The British bank announced on Wednesday that it would close most of its retail banking offices in the country, reducing its current footprint from 148 branches to about 25. The remaining ones will become international wealth management centers.
While HSBC ( will remain in the United States, his team there will shift the focus of its retail business to “international banking and wealth management,” and specifically to the “needs of affluent and high net worth customers connected globally,” he said in a statement. the decision to retire was widely awaited. HSBC has repeatedly warned of the need to cut costs in recent years, especially in the United States, where it has long struggled to gain a foothold among everyday consumers. “We are pleased to announce the sale of the national mass market of our retail banking business in the US. They are good business, but we lacked the scale to compete,” CEO Noel Quinn said in the statement. )

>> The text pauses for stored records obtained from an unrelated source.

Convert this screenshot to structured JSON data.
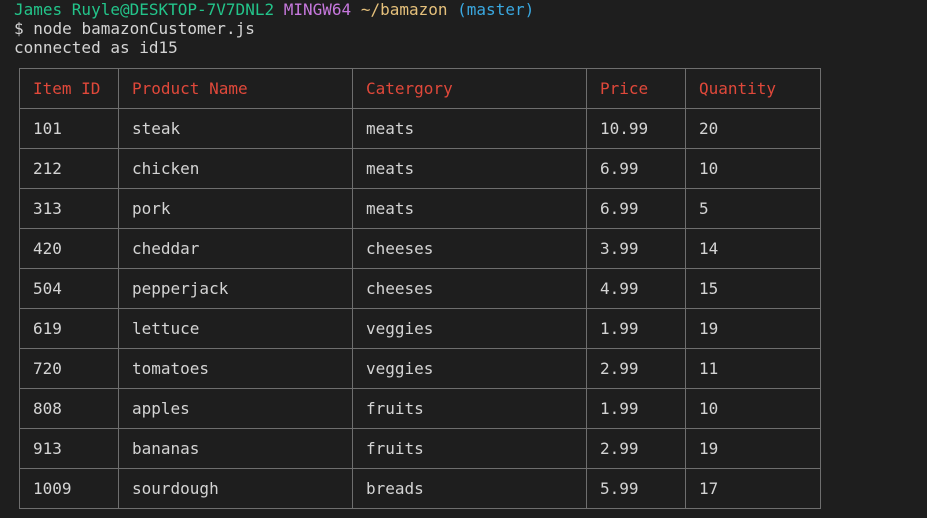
{
  "prompt": {
    "user_host": "James Ruyle@DESKTOP-7V7DNL2",
    "system": "MINGW64",
    "path": "~/bamazon",
    "branch": "(master)"
  },
  "command": {
    "dollar": "$",
    "text": "node bamazonCustomer.js"
  },
  "output": {
    "connected": "connected as id15"
  },
  "table": {
    "headers": [
      "Item ID",
      "Product Name",
      "Catergory",
      "Price",
      "Quantity"
    ],
    "rows": [
      [
        "101",
        "steak",
        "meats",
        "10.99",
        "20"
      ],
      [
        "212",
        "chicken",
        "meats",
        "6.99",
        "10"
      ],
      [
        "313",
        "pork",
        "meats",
        "6.99",
        "5"
      ],
      [
        "420",
        "cheddar",
        "cheeses",
        "3.99",
        "14"
      ],
      [
        "504",
        "pepperjack",
        "cheeses",
        "4.99",
        "15"
      ],
      [
        "619",
        "lettuce",
        "veggies",
        "1.99",
        "19"
      ],
      [
        "720",
        "tomatoes",
        "veggies",
        "2.99",
        "11"
      ],
      [
        "808",
        "apples",
        "fruits",
        "1.99",
        "10"
      ],
      [
        "913",
        "bananas",
        "fruits",
        "2.99",
        "19"
      ],
      [
        "1009",
        "sourdough",
        "breads",
        "5.99",
        "17"
      ]
    ]
  },
  "colors": {
    "background": "#1e1e1e",
    "text": "#d4d4d4",
    "user_host": "#23c48a",
    "system": "#c678dd",
    "path": "#e5c07b",
    "branch": "#3aa8e0",
    "header": "#e0483a",
    "border": "#6e6e6e"
  }
}
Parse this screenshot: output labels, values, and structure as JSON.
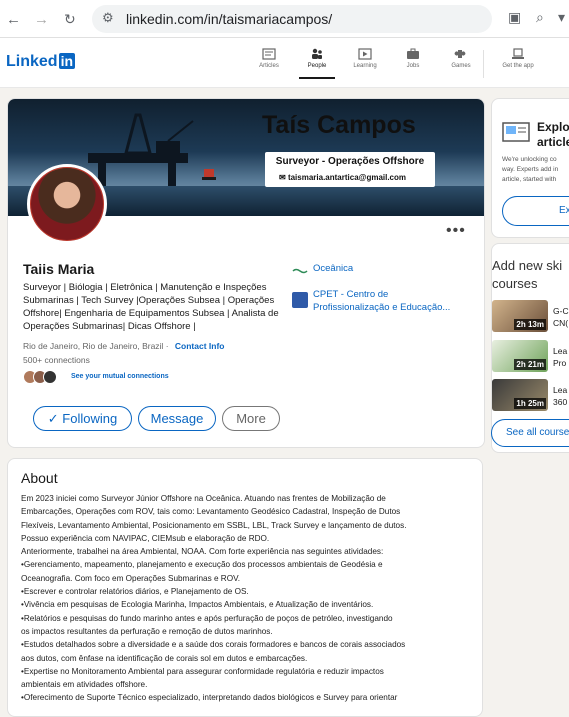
{
  "browser": {
    "url": "linkedin.com/in/taismariacampos/"
  },
  "header": {
    "logo_text": "Linked",
    "logo_in": "in",
    "nav": [
      {
        "label": "Articles",
        "icon": "articles-icon"
      },
      {
        "label": "People",
        "icon": "people-icon",
        "active": true
      },
      {
        "label": "Learning",
        "icon": "learning-icon"
      },
      {
        "label": "Jobs",
        "icon": "jobs-icon"
      },
      {
        "label": "Games",
        "icon": "games-icon"
      },
      {
        "label": "Get the app",
        "icon": "get-app-icon"
      }
    ]
  },
  "profile": {
    "banner_name": "Taís Campos",
    "banner_subtitle": "Surveyor - Operações Offshore",
    "banner_email": "taismaria.antartica@gmail.com",
    "name": "Taiis Maria",
    "headline": "Surveyor | Biólogia | Eletrônica | Manutenção e Inspeções Submarinas | Tech Survey |Operações Subsea | Operações Offshore| Engenharia de Equipamentos Subsea | Analista de Operações Submarinas| Dicas Offshore |",
    "location": "Rio de Janeiro, Rio de Janeiro, Brazil",
    "contact_info": "Contact Info",
    "connections": "500+ connections",
    "mutual": "See your mutual connections",
    "experience": [
      {
        "name": "Oceânica"
      },
      {
        "name": "CPET - Centro de Profissionalização e Educação..."
      }
    ],
    "buttons": {
      "following": "✓ Following",
      "message": "Message",
      "more": "More"
    }
  },
  "about": {
    "title": "About",
    "lines": [
      "Em 2023 iniciei como Surveyor Júnior Offshore na Oceânica. Atuando nas frentes de Mobilização de",
      "Embarcações, Operações com ROV, tais como: Levantamento Geodésico Cadastral, Inspeção de Dutos",
      "Flexíveis, Levantamento Ambiental, Posicionamento em SSBL, LBL, Track Survey e lançamento de dutos.",
      "Possuo experiência com NAVIPAC, CIEMsub e elaboração de RDO.",
      "Anteriormente, trabalhei na área Ambiental, NOAA. Com forte experiência nas seguintes atividades:",
      "•Gerenciamento, mapeamento, planejamento e execução dos processos ambientais de Geodésia e",
      "Oceanografia. Com foco em Operações Submarinas e ROV.",
      "•Escrever e controlar relatórios diários, e Planejamento de OS.",
      "•Vivência em pesquisas de Ecologia Marinha, Impactos Ambientais, e Atualização de inventários.",
      "•Relatórios e pesquisas do fundo marinho antes e após perfuração de poços de petróleo, investigando",
      "os impactos resultantes da perfuração e remoção de dutos marinhos.",
      "•Estudos detalhados sobre a diversidade e a saúde dos corais formadores e bancos de corais associados",
      "aos dutos, com ênfase na identificação de corais sol em dutos e embarcações.",
      "•Expertise no Monitoramento Ambiental para assegurar conformidade regulatória e reduzir impactos",
      "ambientais em atividades offshore.",
      "•Oferecimento de Suporte Técnico especializado, interpretando dados biológicos e Survey para orientar"
    ]
  },
  "sidebar": {
    "explore_title": "Explo",
    "explore_title2": "article",
    "explore_body1": "We're unlocking co",
    "explore_body2": "way. Experts add in",
    "explore_body3": "article, started with",
    "explore_button": "Ex",
    "skills_title1": "Add new ski",
    "skills_title2": "courses",
    "courses": [
      {
        "duration": "2h 13m",
        "line1": "G-C",
        "line2": "CN("
      },
      {
        "duration": "2h 21m",
        "line1": "Lea",
        "line2": "Pro"
      },
      {
        "duration": "1h 25m",
        "line1": "Lea",
        "line2": "360"
      }
    ],
    "see_all": "See all courses"
  }
}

“The next chapter of HSBC’s presence in the United States will see the team focus on our competitive strengths, connecting our wholesale customers and wealth management to other markets around the world.”
The London-based lender now plans to sell pieces of its business to other US players.
He said Wednesday that Citizens Bank, for example, based in Rhode Island, had agreed to buy its retail unit on the East Coast, as well as an online portfolio, spanning approximately 800,000 customers and 80 branches. , Cathay Bank, billed as the “oldest operating bank” in the country founded by American Chinese, plans to buy HSBC’s retail operations, which includes 10 branches and approximately 50,000 customers.
Both offers are pending regulatory approval.
HSBC, which earns most of its money in Asia, has been moving more and more resources to the region lately.
The bank told investors earlier this year that it planned to “intensify” its investments by about $ 6 billion, with a focus on China, Southeast Asia and India as “key drivers” of the its future growth.
The company wants to establish its presence in mainland China, defend its leading position in Hong Kong and establish Singapore as a wealth management center. And it remains bullish in India, which produced $ 1 billion in profit for the bank last year.
HSBC is also relocating key personnel. Last month, he said he would move four of his top executives to Hong Kong later this year, although a spokesman confirmed that both Quinn and chief financial officer Ewen Stevenson would stay in London.